De cette logique est né JobSourd, qui facilite la relation entre les entreprises et les demandeurs d’emplois sourds. « Nous avons travaillé sur trois éléments importants : l’accessibilité, le cœur de notre mission, l’accès aux informations sur l’emploi, et la mutualisation des coûts. Ce projet a donc été mené à quatre mains pour travailler sur le contenu du site, mais également son financement avec la Maison de l’Initiative, des entreprises partenaires, les acteurs de l’insertion professionnelle (l’Agefiph, Cap Emploi...), le réseau des structures de l’accessibilité pour les sourds, et la communauté des sourds. » ERDF fait ainsi partie des entreprises qui ont soutenu le projet financièrement. Comme le souligne, Alain-Patrick Robinson, responsable de la question du handicap dans la division Sud-ouest de la société, « nous avons été enthousiasmés par le projet. Nous allons ainsi pouvoir traduire nos fiches métiers en langue des signes et faire connaître nos offres auprès d’une population jusque là difficile à toucher ».

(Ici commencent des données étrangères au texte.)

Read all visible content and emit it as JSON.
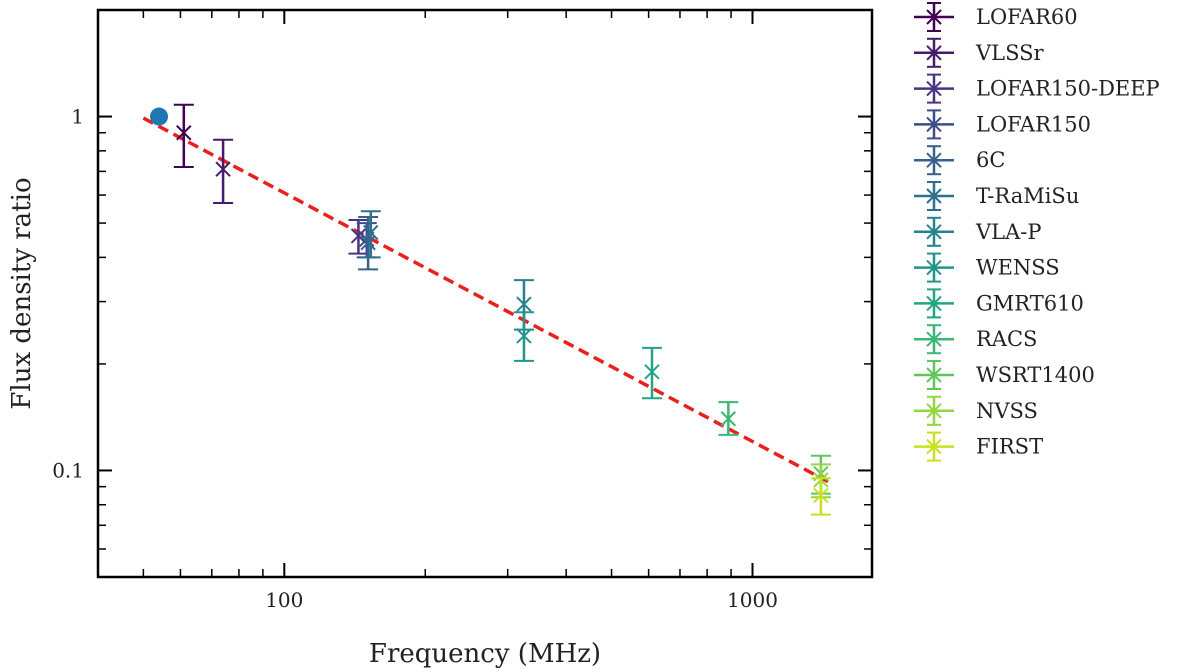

« La principale problématique est d’accompagner les personnes sourdes en gardant à l’esprit que leur première langue n’est pas le français, mais la langue des signes, et que donc la finesse de compréhension des annonces ou l’écriture d’une lettre de motivation peut être compliquée par ce facteur », rappelle François Goudenove. JobSourd permet donc, pour les candidats, la mise en ligne d’un CV en langue des signes ou en français. « Elles vont ainsi être enfin en capacité d’exprimer qui elles sont vraiment. » Les entreprises bénéficient, elles, contre un abonnement annuel d’une traduction des offres d’emploi en langue des signes, de leur diffusion, de la traduction en français des candidatures associées à des offres, et de l’accès à une CVthèque. « Nous leur proposons également un accompagnement durant la procédure de recrutement. »
L’expérimentation est aujourd’hui lancée en Midi-Pyrénées, et sera étendue au niveau national dès le mois de septembre. En outre, à partir du mois d’avril 2013, des sessions de vidéo-recrutement seront ouvertes.
Agnès Frémiot
[(
« Des barrières nombreuses pour trouver un emploi »
Alexis, qui recherche un poste d’infographiste depuis trois ans, a témoigné lors du lancement de JobSourd, de l’utilité que le service aurait pour lui à l’avenir : « Jusque là, les barrières étaient nombreuses pour moi au moment de l’envoi de la candidature. J’avais du mal à construire une lettre de motivation en rapport avec le poste proposé. De plus, il est difficile pour un sourd de se présenter lors d’un entretien d’embauche face à un entendant. Il faut payer un interprète pour cela. Enfin, il m’était impossible d’appeler comme les autres candidats pour avoir un retour sur mon entretien. » En effet, comme l’a rappelé François Goudenove, le p-dg de WebSourd, « ce service s’adresse à la fois aux jeunes en recherche d’apprentissage qui jettent l’éponge faute de réponse adaptée, à la population qui va d’échec en échec dans sa recherche d’emplois mais aussi aux gens déjà dans l’emploi qui n’osent pas en bouger, et qui sont ainsi stoppés dans leur évolution professionnelle. »
)]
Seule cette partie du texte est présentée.